On explique volontiers qu’engager sa classe dans une course au large virtuelle permet de travailler l’informatique, les mathématiques, les sciences, l’histoire-géo, l’expression orale et écrite… Pouvez-vous donner des exemples concrets ?
L’application informatique que mes élèves utiliseront le plus est Google Earth, pour l’observation des pays et des îles tangentes aux routes maritimes, en lien avec la géographie et la connaissance des continents. S’y ajoutent tous les outils qui permettent de correspondre avec la classe d’un collègue de Royan pour se soutenir, s’encourager, prendre des nouvelles sur le tchat de l’application Virtual Regatta. Côté sciences, la course permet d’aborder la force éolienne et d’établir le lien avec les énergies renouvelables. Enfin, les enfants sont invités à lire des documents spécifiques en lien avec le monde maritime, à se familiariser avec le vocabulaire spécifique de la voile, et à produire des écrits variés sur le thème du voyage. Ce faisceau d’habiletés et de compétences donne du sens aux apprentissages et fait prendre conscience aux élèves que l’école apporte des connaissances utiles.

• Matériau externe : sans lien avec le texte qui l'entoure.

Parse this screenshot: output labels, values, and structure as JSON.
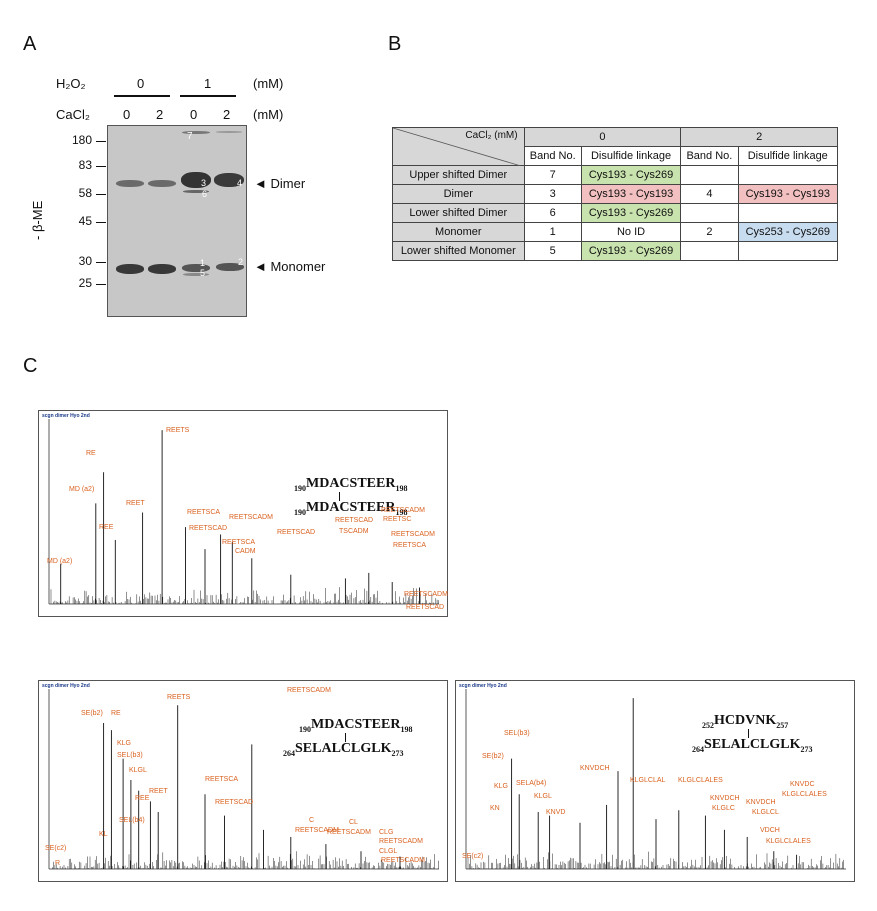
{
  "panels": {
    "a": "A",
    "b": "B",
    "c": "C"
  },
  "gel": {
    "h2o2_label": "H₂O₂",
    "cacl2_label": "CaCl₂",
    "unit": "(mM)",
    "h2o2_values": [
      "0",
      "1"
    ],
    "cacl2_values": [
      "0",
      "2",
      "0",
      "2"
    ],
    "side_label": "- β-ME",
    "markers": [
      "180",
      "83",
      "58",
      "45",
      "30",
      "25"
    ],
    "dimer_label": "◄ Dimer",
    "monomer_label": "◄ Monomer",
    "band_numbers": [
      "7",
      "3",
      "4",
      "6",
      "1",
      "2",
      "5"
    ]
  },
  "table": {
    "corner": "CaCl₂ (mM)",
    "group1": "0",
    "group2": "2",
    "col_band": "Band No.",
    "col_link": "Disulfide linkage",
    "rows": [
      {
        "name": "Upper shifted Dimer",
        "b1": "7",
        "l1": "Cys193 - Cys269",
        "b2": "",
        "l2": ""
      },
      {
        "name": "Dimer",
        "b1": "3",
        "l1": "Cys193 - Cys193",
        "b2": "4",
        "l2": "Cys193 - Cys193"
      },
      {
        "name": "Lower shifted Dimer",
        "b1": "6",
        "l1": "Cys193 - Cys269",
        "b2": "",
        "l2": ""
      },
      {
        "name": "Monomer",
        "b1": "1",
        "l1": "No ID",
        "b2": "2",
        "l2": "Cys253 - Cys269"
      },
      {
        "name": "Lower shifted Monomer",
        "b1": "5",
        "l1": "Cys193 - Cys269",
        "b2": "",
        "l2": ""
      }
    ]
  },
  "spectra": [
    {
      "header": "scgn dimer Hyo 2nd",
      "pep1": {
        "pre": "190",
        "seq": "MDACSTEER",
        "post": "198"
      },
      "pep2": {
        "pre": "190",
        "seq": "MDACSTEER",
        "post": "198"
      },
      "ions": [
        "REETS",
        "RE",
        "MD (a2)",
        "REET",
        "REE",
        "MD (a2)",
        "REETSCA",
        "REETSCAD",
        "REETSCADM",
        "REETSCA",
        "CADM",
        "REETSCAD",
        "REETSCAD",
        "TSCADM",
        "REETSCADM",
        "REETSC",
        "REETSCADM",
        "REETSCA",
        "REETSCADM",
        "REETSCAD"
      ]
    },
    {
      "header": "scgn dimer Hyo 2nd",
      "pep1": {
        "pre": "190",
        "seq": "MDACSTEER",
        "post": "198"
      },
      "pep2": {
        "pre": "264",
        "seq": "SELALCLGLK",
        "post": "273"
      },
      "ions": [
        "REETS",
        "SE(b2)",
        "RE",
        "KLG",
        "SEL(b3)",
        "KLGL",
        "REET",
        "REE",
        "SEL(b4)",
        "KL",
        "SE(c2)",
        "R",
        "REETSCA",
        "REETSCAD",
        "REETSCADM",
        "C",
        "REETSCADM",
        "CL",
        "REETSCADM",
        "CLG",
        "REETSCADM",
        "CLGL",
        "REETSCADM"
      ]
    },
    {
      "header": "scgn dimer Hyo 2nd",
      "pep1": {
        "pre": "252",
        "seq": "HCDVNK",
        "post": "257"
      },
      "pep2": {
        "pre": "264",
        "seq": "SELALCLGLK",
        "post": "273"
      },
      "ions": [
        "SEL(b3)",
        "SE(b2)",
        "KLG",
        "KN",
        "SELA(b4)",
        "KLGL",
        "KNVD",
        "KNVDCH",
        "KLGLCLAL",
        "KLGLCLALES",
        "KNVDCH",
        "KLGLC",
        "KNVDCH",
        "KLGLCL",
        "VDCH",
        "KLGLCLALES",
        "KNVDC",
        "KLGLCLALES",
        "SE(c2)"
      ]
    }
  ]
}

Ils ont parfois du mal à saisir les tenants et aboutissants de notions qui, hors contexte, peuvent leur sembler abstraites. Là, on est dans le concret, et apprendre n’a plus rien d’un concept virtuel.
En tant que capitaine, quelles prérogatives laissez-vous aux enfants ?
Effectivement, l’enseignant se retrouve capitaine du navire car il peut valider ou invalider des choix tactiques, anticiper tel ou tel événement. Il peut aussi laisser la liberté du choix d’un cap ou de la voilure, en lien avec la vision à court terme permise par l’application Virtual Regatta. Il peut ensuite réajuster, car la classe et lui-même visent un bon classement : c’est l’esprit de la course, qui suscite l’émulation et s’accompagne d’un petit stress qui aiguise l’attention et l’engagement de chacun.
Au niveau de l’autonomie, j’ai aussi déjà laissé la liberté de manœuvre à des élèves volontaires le week-end, tout en gardant un œil bienveillant sur leurs choix tactiques, lesquels doivent être réalisés à temps. Il est aussi arrivé que certains oublient un peu de s’en occuper…
Vos élèves ont-ils aussi l’occasion de s’initier à la voile ?
Les classes de cycle 3 de la communauté d’agglomération de Royan, dont nous faisons partie, ont la chance d’être initiées à la voile à travers 4 journées, en fin d’année pour ce qui nous concerne. C’est un lien fort avec notre participation à la course de Virtual Regatta.
Par rapport aux courses transatlantiques, la spécificité d’une course autour du monde comme le Vendée Globe est sa durée, avec un record établi à 74 jours : cela change-t-il votre approche ?
Cela nous donnera le temps d’apprendre les fondamentaux de la voile. Cette navigation au long cours sera davantage propice aux essais, aux approfondissements et à la conduite des objectifs pédagogiques du projet. En même temps, il faudra veiller à éviter toute lassitude chez les enfants. Le Vendée Globe sera différent de la mini-Transat, qui par sa brièveté s’apparentait à un sprint, et peut-être dérogerons-nous au point quotidien qui était la règle l’an passé.